- Medical supplies of protective gear in hospitals are running low amid the coronavirus pandemic.
- One doctor in Duluth working at the coronavirus quarantine unit of the hospital was pulled over for speeding.
- In place of a speeding ticket for the violation committed, the state trooper handed over his N95 masks to the doctor knowing that there is a limited supply in protective gear at hospitals across the country.
Dr. Sarosh Ashraf Janjua was moved to tears after she was pulled over by Minnesota State Trooper Brian Schwartz for speeding on March 21. This was because the doctor had found herself on the receiving end of a heartwarming act of kindness instead of the speeding ticket she had expected.
State Trooper Brian Schwartz gave the doctor a warning for the speeding and handed over five N95 masks he was supposed to use for his protection.
The doctor posted on Facebook the incident and the recent kindness on the road. “I burst into tears. And though it may just have been the cold wind, I think he teared up a little as well, before wishing me well and walking away”
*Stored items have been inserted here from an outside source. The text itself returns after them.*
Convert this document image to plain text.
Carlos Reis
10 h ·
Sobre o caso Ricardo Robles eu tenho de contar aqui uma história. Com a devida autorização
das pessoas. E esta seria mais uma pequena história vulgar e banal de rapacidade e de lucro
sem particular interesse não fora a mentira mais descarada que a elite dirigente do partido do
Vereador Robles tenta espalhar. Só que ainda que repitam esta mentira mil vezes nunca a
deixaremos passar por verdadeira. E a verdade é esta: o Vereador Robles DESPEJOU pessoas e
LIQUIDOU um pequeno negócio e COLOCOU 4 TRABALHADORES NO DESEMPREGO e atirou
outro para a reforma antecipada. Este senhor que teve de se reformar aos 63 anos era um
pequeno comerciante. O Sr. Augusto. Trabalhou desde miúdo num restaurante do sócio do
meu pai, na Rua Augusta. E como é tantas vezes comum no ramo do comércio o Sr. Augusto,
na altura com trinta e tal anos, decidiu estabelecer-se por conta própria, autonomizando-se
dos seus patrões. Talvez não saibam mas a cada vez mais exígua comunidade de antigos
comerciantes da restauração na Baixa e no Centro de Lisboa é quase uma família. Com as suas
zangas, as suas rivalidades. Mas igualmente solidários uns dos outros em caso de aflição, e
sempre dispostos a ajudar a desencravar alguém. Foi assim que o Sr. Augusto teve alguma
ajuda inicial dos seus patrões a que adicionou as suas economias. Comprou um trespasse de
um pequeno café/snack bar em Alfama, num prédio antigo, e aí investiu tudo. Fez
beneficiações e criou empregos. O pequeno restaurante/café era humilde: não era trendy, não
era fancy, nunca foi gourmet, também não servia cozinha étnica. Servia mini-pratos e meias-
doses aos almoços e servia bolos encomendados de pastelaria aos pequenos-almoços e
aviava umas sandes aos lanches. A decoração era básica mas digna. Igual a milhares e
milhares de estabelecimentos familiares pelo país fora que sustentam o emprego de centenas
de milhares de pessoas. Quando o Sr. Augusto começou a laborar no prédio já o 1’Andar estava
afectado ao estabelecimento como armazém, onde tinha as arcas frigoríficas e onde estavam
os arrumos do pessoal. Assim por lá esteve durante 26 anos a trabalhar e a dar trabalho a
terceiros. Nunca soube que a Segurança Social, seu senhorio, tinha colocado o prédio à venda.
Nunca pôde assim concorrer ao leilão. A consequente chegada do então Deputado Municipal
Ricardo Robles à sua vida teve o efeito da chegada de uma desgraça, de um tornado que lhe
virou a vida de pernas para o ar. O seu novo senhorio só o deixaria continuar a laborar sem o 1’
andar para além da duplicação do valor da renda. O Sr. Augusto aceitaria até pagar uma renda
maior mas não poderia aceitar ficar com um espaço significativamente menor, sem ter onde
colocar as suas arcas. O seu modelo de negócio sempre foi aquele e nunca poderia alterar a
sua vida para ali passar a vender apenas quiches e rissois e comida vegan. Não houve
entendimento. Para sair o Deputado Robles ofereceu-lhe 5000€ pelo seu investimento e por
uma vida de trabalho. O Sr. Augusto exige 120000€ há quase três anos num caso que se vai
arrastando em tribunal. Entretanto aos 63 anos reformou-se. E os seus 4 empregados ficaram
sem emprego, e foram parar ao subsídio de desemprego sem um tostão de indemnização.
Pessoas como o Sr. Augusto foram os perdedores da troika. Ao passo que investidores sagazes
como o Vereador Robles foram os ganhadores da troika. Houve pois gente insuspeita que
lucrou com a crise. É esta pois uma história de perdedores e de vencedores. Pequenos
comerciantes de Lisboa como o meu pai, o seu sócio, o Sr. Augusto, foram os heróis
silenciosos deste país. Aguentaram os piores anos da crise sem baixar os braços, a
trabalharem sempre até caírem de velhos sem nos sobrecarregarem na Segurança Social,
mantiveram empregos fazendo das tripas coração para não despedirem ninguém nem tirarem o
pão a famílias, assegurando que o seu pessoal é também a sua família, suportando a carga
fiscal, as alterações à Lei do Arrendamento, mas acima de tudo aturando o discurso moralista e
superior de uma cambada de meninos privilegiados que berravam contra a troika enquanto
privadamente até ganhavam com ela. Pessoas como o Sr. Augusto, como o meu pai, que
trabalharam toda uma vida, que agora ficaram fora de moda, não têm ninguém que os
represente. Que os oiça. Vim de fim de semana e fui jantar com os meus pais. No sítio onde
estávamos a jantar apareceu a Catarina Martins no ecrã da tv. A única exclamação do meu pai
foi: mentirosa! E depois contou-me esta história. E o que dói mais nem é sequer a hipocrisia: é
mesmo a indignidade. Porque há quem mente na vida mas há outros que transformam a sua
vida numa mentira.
“This complete stranger, who owed me nothing and is more on the front lines than I am, shared his precious masks with me, without my even asking,” she continued.
Minnesota State Patrol released a statement after the incident on the road. Trooper Brian gave away the N-95 masks after noticing that the doctor had what appeared to be used masks in her purse, which the officer assumed she was reusing because of the limited supplies of protective gear in hospitals across the country.
There are limited supplies of these N95 respirator masks for health care workers treating coronavirus patients. This leads to a compromised personal protective equipment, putting doctors and other medical workers at risk of contracting the virus.
The doctor, like millions of health care workers around the world, finds herself “afraid” of not being able to protect herself using the proper equipment, especially since she works as a cardiologist at the coronavirus quarantine unit in Duluth. She would also be in a difficult position if she contracted coronavirus herself, especially since she works far away from home.
The Minnesota State Patrol Facebook Page dedicated one of their posts to the doctor. “Thank you to Sarosh for her hard work and dedication.” The post continued saying, “Troopers are working hard during the pandemic and are thinking about all the first responders who are caring for Minnesotans during this critical time.”
These acts of kindness from family, friends, and strangers remind us that nothing can take away our unity in times crises like this global pandemic has struck.
“I think we are all just hanging on to something that makes us feel safe,” Dr. Sarosh said. “Somehow, for Americans, that something has become N95 masks and toilet paper. Trooper Schwartz’ act of kindness became my something.”